マンションリフォーム・リノベーション

W邸

面積:

83㎡

エリア:

東京都

実施時期:

2011年

内容:

・都心にあるマンションのスケルトン改修
・長年ご家族で暮らしてきた3LDKの間取りを、「寝室2室+広々としたリビングに」という希望を元に設計。一部水回りをのぞき、いったん全ての間仕切りを取り壊しての改修です。
・南東と南西に向いた、ほぼ正方形の角部屋のため、様々なプランが可能であり、10パターン以上提案・打合せの上、南東にリビング・ダイニングをとる形に落ち着きました。

・寝室の他、通路にもなる形でパントリーやウォーク・イン・クローゼット等を設け、天井までの作り付け棚で収納量を確保するとともに、長い廊下を減らしつつ家中をくるりと回れる動線を確保しました。
・各所にある、梁型・斜めの柱型等を、仕上位置を合わせたり、あるいはわざとずらしたりすることで、間接照明や収納部等で、隠しつつ利用する納まりを検討しています。
・床は桧のムクフローリング、壁は珪藻土仕上げを基本とし、コーナー等にもRを用いることで、全体として柔らかな肌触りの空間となりました。

Photo: Masao Nishikawa

リビングからキッチンをみる。桧フローリングと珪藻土の床。右奥の玄関・左奥の寝室2はクローゼットを介してぐるりと繋がり、回遊できるプラン。

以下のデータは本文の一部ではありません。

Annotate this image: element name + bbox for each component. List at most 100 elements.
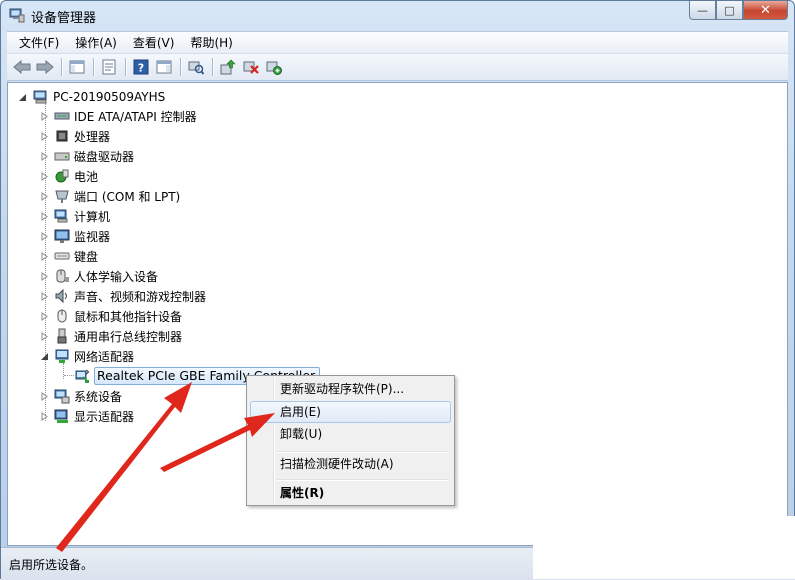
expand-triangle-icon[interactable] [40,251,49,261]
tree-category-label: 系统设备 [74,389,123,404]
title-bar[interactable]: 设备管理器 — □ ✕ [1,1,794,31]
sound-icon [55,288,67,304]
root-computer-name: PC-20190509AYHS [53,90,166,104]
expand-triangle-icon[interactable] [40,191,49,201]
tree-category-row[interactable]: 鼠标和其他指针设备 [40,306,182,326]
computer-icon [54,209,68,223]
show-hide-action-pane-button[interactable] [153,57,175,77]
menu-file[interactable]: 文件(F) [11,34,67,51]
tree-category-label: 监视器 [74,229,111,244]
disk-drive-icon [54,152,70,161]
enable-device-icon [266,61,282,75]
ide-controller-icon [54,112,70,120]
update-driver-icon [220,59,236,75]
tree-category-row[interactable]: IDE ATA/ATAPI 控制器 [40,106,197,126]
tree-category-label: 电池 [74,169,99,184]
expand-triangle-icon[interactable] [40,231,49,241]
tree-category-row[interactable]: 人体学输入设备 [40,266,158,286]
tree-category-row[interactable]: 网络适配器 [40,346,134,366]
show-hide-console-tree-button[interactable] [66,57,88,77]
menu-help[interactable]: 帮助(H) [182,34,240,51]
tree-category-label: 端口 (COM 和 LPT) [74,189,181,204]
context-scan[interactable]: 扫描检测硬件改动(A) [250,453,451,475]
expand-triangle-icon[interactable] [40,271,49,281]
close-button[interactable]: ✕ [743,1,788,20]
tree-category-label: 人体学输入设备 [74,269,159,284]
tree-category-label: 处理器 [74,129,111,144]
usb-icon [57,328,67,344]
tree-category-row[interactable]: 磁盘驱动器 [40,146,134,166]
help-icon: ? [133,59,149,75]
tree-category-row[interactable]: 显示适配器 [40,406,134,426]
back-button[interactable] [11,57,33,77]
toolbar: ? [7,53,788,81]
expand-triangle-icon[interactable] [40,391,49,401]
uninstall-icon [243,61,259,74]
computer-root-icon [33,90,47,104]
tree-category-row[interactable]: 处理器 [40,126,110,146]
tree-category-label: 计算机 [74,209,111,224]
tree-category-row[interactable]: 电池 [40,166,98,186]
tree-category-row[interactable]: 通用串行总线控制器 [40,326,182,346]
expand-triangle-icon[interactable] [40,151,49,161]
expand-triangle-icon[interactable] [40,131,49,141]
minimize-icon: — [697,3,708,17]
collapse-triangle-icon[interactable] [40,352,49,361]
enable-device-button[interactable] [263,57,285,77]
toolbar-separator [125,58,126,76]
battery-icon [55,169,69,183]
forward-icon [36,60,54,74]
tree-category-row[interactable]: 监视器 [40,226,110,246]
tree-category-label: 网络适配器 [74,349,135,364]
tree-category-row[interactable]: 键盘 [40,246,98,266]
context-properties-label: 属性 [280,486,305,500]
system-devices-icon [54,389,70,404]
uninstall-button[interactable] [240,57,262,77]
menu-action[interactable]: 操作(A) [67,34,125,51]
context-uninstall[interactable]: 卸载(U) [250,423,451,445]
minimize-button[interactable]: — [689,1,716,20]
context-separator [277,479,449,481]
help-button[interactable]: ? [130,57,152,77]
expand-triangle-icon[interactable] [40,211,49,221]
scan-hardware-button[interactable] [185,57,207,77]
expand-triangle-icon[interactable] [40,111,49,121]
context-properties[interactable]: 属性(R) [250,482,451,504]
show-hide-action-pane-icon [156,60,172,74]
expand-triangle-icon[interactable] [40,411,49,421]
collapse-triangle-icon[interactable] [18,93,27,102]
tree-category-row[interactable]: 端口 (COM 和 LPT) [40,186,180,206]
expand-triangle-icon[interactable] [40,331,49,341]
network-card-icon [75,369,90,383]
tree-category-row[interactable]: 声音、视频和游戏控制器 [40,286,206,306]
tree-category-label: 键盘 [74,249,99,264]
close-icon: ✕ [760,2,771,18]
tree-category-row[interactable]: 计算机 [40,206,110,226]
expand-triangle-icon[interactable] [40,291,49,301]
update-driver-button[interactable] [217,57,239,77]
display-adapter-icon [54,409,68,423]
maximize-button[interactable]: □ [716,1,743,20]
tree-category-label: 磁盘驱动器 [74,149,135,164]
scan-hardware-icon [188,61,204,75]
tree-category-label: 鼠标和其他指针设备 [74,309,183,324]
monitor-icon [54,229,70,243]
menu-bar: 文件(F) 操作(A) 查看(V) 帮助(H) [7,31,788,53]
tree-root[interactable]: PC-20190509AYHS [18,87,165,107]
tree-category-label: IDE ATA/ATAPI 控制器 [74,109,197,124]
menu-view[interactable]: 查看(V) [125,34,183,51]
toolbar-separator [93,58,94,76]
tree-category-row[interactable]: 系统设备 [40,386,122,406]
status-bar-overlay [533,516,795,579]
expand-triangle-icon[interactable] [40,171,49,181]
properties-button[interactable] [98,57,120,77]
context-enable[interactable]: 启用(E) [250,401,451,423]
svg-text:?: ? [138,62,144,75]
context-menu: 更新驱动程序软件(P)... 启用(E) 卸载(U) 扫描检测硬件改动(A) 属… [246,375,455,506]
processor-icon [56,130,68,142]
back-icon [13,60,31,74]
context-update-driver[interactable]: 更新驱动程序软件(P)... [250,378,451,400]
expand-triangle-icon[interactable] [40,311,49,321]
tree-category-label: 显示适配器 [74,409,135,424]
forward-button[interactable] [34,57,56,77]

リビング・ダイニング見返し 左手の主寝室はフローリングをナラ材とし落ち着いたトーンに。

畳コーナーを見る。梁・柱型はLEDの間接照明で利用

リビングから寝室1の入口を見る。珪藻土の壁のコーナーはR加工とし、間仕切上部には欄間と間接照明をいれて、柔らかにつないでいる。

山岸綾

竣工したてが美しい住宅よりも、住まわれて使われて、時には手をいれて、育つような建築を、場所と住まい手の方とコラボレーションしながら、一緒に作りたいと考えています。 住宅設計の楽しいところは、住まい手の方と対話しながら、その家族が・その場所で・どんな距離で・どう暮らすか、という、絶対にひとつひとつ違う(しかも正解が一つではない)住まい方の、最初は曖昧な輪郭を、ワクワクと一緒に取り出していくところだと思っているからです。(リノベーションであれば、元々の建物の素敵なところを活かす面白さもあります。) この仕事を続けてきても、クライアントの方とお話しするたび、暮らし方・習慣や大事に思うポイントが本当にそれぞれで、「住む」ということの多様さにいつも驚かされますが、唯一の「家」の形をご一緒に楽しみながら探せたら、と思います。